If you’ve seen the first “Speak No Evil,” there’s really no need to seek out this one. The best horror remakes enhance or augment their source material (see Luca Guadagnino’s “Suspiria,” for one), finding new crumbs under the carpet previously unexplored or only dusted up in passing by the original. Watkins’ remake unforgivably lifts directly from the original while leaving out a lot of the strong stuff, including the awful inevitability Tafdrup set up as the hosts turn out to be marauders with a murderous secret.
Even worse, if you’ve seen the lengthy trailer for this “Speak No Evil,” which has been preempting genre movies in theaters all summer, then there’s really no need to show up this time. The first footage even goes so far as to reveal the sinister, body-horror reality of Ant’s medical “condition,” an inability to speak that his parents ascribe to an undeveloped tongue. As predictable as such turns in the Danish movie were, Tafdrup still left you totally unprepared for his movie’s heartless and even blackly comic finale, sending you home with both a chill and a shrug. Though Watkins’ film limps toward its own grave in a flashy final act, I’ll at least give his film credit for its almost total lack of a score in the last 30 minutes, leaving you on uneasy ground about where things are going. But too bad you already know, and it’s too late to care.

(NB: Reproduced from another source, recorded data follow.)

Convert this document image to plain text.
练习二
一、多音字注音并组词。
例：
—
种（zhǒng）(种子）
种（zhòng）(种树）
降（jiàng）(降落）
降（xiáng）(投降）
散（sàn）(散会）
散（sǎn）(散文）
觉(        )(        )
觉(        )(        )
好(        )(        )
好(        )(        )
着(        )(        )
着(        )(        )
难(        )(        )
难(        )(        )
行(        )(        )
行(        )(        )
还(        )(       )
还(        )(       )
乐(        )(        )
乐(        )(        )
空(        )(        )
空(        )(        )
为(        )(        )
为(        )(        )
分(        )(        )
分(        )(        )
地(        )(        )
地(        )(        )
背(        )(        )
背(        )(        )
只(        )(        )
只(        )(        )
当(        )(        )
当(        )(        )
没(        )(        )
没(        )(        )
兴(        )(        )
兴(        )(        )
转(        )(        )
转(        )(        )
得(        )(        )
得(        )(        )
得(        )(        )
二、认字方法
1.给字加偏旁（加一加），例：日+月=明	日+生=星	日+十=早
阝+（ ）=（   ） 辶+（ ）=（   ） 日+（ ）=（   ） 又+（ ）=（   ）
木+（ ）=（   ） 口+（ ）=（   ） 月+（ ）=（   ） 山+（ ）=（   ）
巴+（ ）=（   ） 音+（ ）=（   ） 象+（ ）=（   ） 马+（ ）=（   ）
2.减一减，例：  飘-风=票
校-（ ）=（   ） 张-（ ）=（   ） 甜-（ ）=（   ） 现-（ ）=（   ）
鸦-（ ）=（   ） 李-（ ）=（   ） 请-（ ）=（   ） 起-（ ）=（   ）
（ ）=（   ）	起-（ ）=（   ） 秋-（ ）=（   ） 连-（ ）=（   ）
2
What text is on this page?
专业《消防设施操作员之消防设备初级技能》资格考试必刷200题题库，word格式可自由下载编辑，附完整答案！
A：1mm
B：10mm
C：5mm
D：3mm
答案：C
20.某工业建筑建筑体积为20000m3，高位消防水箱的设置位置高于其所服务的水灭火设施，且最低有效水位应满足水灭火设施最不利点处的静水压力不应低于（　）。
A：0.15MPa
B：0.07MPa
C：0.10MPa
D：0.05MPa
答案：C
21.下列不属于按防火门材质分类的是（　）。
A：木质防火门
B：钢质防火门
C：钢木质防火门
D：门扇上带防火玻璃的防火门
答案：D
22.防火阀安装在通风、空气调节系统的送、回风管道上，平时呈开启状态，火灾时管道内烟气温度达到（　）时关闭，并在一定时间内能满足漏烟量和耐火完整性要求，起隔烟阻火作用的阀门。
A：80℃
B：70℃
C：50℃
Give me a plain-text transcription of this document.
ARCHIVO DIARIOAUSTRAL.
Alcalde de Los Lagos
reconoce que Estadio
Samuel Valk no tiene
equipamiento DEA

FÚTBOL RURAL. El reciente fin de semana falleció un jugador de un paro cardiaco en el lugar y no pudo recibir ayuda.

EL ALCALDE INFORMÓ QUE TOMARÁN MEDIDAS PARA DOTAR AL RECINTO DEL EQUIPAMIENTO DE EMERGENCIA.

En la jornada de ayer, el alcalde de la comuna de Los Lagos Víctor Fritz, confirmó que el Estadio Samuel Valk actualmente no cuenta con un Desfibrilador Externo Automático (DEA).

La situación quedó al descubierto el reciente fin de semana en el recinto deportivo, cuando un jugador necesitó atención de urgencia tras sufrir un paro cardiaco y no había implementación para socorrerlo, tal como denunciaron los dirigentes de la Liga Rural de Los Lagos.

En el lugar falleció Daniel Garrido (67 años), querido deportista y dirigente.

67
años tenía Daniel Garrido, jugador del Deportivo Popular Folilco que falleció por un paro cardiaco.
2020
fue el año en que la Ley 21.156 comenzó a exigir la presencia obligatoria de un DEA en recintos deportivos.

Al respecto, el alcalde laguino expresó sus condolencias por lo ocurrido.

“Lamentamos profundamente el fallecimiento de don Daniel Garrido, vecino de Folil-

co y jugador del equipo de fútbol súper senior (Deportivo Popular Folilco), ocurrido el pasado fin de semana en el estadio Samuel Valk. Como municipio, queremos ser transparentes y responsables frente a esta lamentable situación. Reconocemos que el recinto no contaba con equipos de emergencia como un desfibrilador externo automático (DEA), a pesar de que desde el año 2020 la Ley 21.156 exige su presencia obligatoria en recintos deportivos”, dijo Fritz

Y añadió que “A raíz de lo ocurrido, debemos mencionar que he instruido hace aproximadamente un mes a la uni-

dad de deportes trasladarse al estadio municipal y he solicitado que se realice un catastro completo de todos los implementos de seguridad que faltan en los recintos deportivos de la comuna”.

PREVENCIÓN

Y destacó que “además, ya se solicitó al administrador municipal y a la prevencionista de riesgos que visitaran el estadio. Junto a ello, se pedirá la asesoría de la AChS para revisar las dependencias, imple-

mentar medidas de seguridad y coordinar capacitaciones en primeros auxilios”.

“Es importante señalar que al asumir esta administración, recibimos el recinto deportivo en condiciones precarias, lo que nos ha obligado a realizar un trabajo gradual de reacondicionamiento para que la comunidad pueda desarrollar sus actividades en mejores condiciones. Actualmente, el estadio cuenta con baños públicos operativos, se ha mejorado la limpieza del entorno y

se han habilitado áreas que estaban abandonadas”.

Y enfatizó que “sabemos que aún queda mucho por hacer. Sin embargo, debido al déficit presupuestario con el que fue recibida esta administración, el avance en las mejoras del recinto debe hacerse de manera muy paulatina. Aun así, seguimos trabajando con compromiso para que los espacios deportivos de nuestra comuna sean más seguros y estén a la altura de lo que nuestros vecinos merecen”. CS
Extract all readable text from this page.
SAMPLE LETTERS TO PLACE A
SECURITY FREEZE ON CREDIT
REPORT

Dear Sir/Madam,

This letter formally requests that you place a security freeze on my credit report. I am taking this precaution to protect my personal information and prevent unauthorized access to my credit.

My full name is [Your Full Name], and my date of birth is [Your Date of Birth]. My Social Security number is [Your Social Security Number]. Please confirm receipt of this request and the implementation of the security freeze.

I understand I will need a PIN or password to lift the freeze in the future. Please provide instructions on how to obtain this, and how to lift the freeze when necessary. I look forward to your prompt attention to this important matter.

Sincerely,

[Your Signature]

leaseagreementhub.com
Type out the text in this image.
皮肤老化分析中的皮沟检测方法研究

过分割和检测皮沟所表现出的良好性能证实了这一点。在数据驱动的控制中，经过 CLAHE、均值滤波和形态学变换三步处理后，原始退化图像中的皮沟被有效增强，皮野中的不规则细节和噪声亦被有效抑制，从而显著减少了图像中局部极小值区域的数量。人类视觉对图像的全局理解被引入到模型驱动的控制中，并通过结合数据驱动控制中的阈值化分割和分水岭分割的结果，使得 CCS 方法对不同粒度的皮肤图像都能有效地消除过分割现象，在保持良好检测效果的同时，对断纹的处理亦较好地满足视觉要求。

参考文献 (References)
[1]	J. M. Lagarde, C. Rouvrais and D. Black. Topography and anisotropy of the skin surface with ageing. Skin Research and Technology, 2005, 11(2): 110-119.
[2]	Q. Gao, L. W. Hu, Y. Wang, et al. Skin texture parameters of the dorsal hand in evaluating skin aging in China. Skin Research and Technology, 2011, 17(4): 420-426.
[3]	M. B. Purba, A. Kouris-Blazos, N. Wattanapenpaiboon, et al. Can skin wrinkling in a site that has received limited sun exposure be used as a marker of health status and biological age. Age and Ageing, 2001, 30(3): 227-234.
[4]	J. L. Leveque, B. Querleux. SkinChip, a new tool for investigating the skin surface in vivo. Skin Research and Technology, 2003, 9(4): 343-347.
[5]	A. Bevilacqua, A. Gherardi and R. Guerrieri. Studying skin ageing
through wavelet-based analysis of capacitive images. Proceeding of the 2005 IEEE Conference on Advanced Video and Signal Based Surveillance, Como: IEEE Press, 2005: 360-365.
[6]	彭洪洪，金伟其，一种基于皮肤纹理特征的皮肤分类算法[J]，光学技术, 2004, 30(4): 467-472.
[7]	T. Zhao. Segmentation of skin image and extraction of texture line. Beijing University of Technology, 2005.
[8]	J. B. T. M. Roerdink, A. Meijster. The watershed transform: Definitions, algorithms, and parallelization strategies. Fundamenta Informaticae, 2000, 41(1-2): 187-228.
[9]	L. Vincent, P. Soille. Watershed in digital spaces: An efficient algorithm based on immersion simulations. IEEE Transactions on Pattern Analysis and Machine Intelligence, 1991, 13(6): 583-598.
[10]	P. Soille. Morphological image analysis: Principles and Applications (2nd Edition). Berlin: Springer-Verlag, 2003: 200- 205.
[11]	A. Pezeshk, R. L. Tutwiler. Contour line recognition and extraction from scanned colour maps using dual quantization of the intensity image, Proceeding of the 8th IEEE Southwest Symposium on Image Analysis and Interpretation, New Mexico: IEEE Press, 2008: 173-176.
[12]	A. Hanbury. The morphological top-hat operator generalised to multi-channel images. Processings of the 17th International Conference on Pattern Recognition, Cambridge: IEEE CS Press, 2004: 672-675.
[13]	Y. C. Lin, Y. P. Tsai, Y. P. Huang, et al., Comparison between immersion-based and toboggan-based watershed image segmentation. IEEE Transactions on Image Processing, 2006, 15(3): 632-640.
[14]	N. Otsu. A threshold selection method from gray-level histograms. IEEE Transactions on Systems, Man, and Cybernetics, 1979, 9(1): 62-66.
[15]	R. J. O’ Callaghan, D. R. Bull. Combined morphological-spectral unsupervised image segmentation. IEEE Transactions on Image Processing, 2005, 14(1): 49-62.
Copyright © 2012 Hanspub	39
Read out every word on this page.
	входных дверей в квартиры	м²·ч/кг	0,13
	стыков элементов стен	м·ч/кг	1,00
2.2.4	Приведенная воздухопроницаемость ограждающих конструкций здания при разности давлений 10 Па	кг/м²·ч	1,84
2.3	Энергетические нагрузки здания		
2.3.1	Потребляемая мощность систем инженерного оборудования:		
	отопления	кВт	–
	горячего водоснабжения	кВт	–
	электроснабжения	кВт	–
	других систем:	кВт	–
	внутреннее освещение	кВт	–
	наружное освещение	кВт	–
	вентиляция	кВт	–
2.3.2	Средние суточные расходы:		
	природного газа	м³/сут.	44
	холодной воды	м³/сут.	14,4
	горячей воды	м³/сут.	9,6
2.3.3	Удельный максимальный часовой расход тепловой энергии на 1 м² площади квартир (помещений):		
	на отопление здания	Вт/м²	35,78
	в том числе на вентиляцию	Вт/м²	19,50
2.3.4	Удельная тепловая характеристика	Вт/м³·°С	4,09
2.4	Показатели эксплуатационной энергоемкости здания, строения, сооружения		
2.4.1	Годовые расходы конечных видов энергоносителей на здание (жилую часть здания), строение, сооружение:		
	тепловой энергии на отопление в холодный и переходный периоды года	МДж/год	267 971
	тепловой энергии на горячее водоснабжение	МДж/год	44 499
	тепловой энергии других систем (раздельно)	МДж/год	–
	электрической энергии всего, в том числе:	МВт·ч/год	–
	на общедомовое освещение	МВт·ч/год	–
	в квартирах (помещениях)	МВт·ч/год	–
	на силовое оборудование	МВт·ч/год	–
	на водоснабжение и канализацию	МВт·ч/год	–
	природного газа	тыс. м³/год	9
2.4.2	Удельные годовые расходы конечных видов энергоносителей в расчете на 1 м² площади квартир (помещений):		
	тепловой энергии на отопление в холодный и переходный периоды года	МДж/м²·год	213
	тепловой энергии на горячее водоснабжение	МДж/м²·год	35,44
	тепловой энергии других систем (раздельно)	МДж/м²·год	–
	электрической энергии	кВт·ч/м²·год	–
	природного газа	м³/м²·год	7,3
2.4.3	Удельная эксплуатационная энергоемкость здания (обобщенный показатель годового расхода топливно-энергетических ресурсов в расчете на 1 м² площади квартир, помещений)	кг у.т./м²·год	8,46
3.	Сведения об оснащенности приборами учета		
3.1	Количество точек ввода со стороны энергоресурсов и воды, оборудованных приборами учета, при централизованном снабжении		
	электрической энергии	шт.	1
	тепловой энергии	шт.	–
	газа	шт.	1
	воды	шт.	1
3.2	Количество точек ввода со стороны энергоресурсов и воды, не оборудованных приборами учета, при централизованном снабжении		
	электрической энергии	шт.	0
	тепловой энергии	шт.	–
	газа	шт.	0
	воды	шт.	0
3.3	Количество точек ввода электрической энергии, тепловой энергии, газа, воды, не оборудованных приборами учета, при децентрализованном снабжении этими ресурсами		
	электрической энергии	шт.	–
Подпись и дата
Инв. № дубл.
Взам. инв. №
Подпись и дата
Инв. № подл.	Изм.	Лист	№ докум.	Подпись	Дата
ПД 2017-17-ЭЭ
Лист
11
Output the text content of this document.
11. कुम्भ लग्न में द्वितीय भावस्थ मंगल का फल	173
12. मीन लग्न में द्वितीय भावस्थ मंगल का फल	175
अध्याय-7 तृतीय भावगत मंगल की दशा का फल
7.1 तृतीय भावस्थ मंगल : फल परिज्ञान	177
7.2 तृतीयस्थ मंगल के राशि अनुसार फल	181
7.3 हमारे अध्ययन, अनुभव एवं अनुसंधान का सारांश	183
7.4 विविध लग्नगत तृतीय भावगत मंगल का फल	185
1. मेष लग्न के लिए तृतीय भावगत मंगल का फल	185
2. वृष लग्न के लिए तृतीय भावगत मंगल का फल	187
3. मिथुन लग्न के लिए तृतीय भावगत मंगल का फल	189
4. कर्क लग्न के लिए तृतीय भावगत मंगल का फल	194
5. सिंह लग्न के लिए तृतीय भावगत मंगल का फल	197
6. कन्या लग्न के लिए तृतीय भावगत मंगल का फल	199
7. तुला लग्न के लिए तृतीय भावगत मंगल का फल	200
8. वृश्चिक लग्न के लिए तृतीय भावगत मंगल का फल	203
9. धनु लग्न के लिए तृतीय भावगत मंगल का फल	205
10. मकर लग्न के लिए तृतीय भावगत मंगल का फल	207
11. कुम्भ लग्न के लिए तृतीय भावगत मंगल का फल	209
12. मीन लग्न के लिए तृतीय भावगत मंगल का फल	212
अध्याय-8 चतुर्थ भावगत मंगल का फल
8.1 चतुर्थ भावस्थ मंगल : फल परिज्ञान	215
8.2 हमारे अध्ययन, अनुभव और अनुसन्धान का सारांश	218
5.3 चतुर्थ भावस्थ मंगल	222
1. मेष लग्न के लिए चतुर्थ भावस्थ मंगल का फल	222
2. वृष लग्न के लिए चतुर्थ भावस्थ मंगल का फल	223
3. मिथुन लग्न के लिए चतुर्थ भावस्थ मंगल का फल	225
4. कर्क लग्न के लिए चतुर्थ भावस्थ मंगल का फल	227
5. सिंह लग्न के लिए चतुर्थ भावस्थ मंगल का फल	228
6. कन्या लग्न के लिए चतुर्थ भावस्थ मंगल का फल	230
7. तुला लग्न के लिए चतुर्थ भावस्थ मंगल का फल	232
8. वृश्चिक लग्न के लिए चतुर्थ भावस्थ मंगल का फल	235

In the American remake tradition, Watkins goes for a quote-unquote happier ending than Tafdrup did, one that finds Louise and Ben facing off in an overlong set piece against their hosts, while trying to prevent the premeditated family annihilation they walked right into. Davis, the Canadian indie film and TV actress beloved for her role in AMC’s “Halt and Catch Fire” and superbly menacing in Sophia Takal’s industry psycho-thriller “Always Shine,” does her best in a role that’s mostly a chess piece to move the plot machinations forward.
Same goes for McNairy, a helpless, spineless sad sack of a father who leaves his wife to take charge of the situation (and Davis is plenty game) as Paddy and Ciara turn full-blown evil. McAvoy’s gift for a rictus grin and a swaggering machismo that eases you into feeling comfortable, only to twist on a 180 into pure psychopathy, is well-played here. But he’s more cartoonishly evil toxic male than the often-unreadable enigma actor Fedja van Huêt conjured in the 2022 film — especially when he’s screaming in Ant’s face about his poor dancing skills.
Why are Paddy and Ciara doing this? “Because you let us,” they tell Louise and Ben in a direct-quote callback to Tafdrup’s film. But then Paddy keeps talking and overexplaining the root of his and Ciara’s reign of terror where Tafdrup just dropped off, here a byproduct of a screenplay that makes too many excuses and spells out too much where Tafdrup let the horrifying events unfold with no asterisks or hand-holding into the abyss. Even earlier, McAvoy recites Philip Larkin’s “This Be the Verse” — about how they fuck you up, your mum and dad — in another blunting diatribe that speaks loudly of the movie’s thematic intentions. Blumhouse has inadvertently reiterated the argument for these horror remakes to not exist at all — instead of speaking no evil, “Speak No Evil” ends up speaking only the case for its own demise. The company is about to reboot “The Blair Witch Project” for Lionsgate. Please, god, make it end.
Grade: C-
“Speak No Evil” premieres in U.S. theaters on Friday, September 13.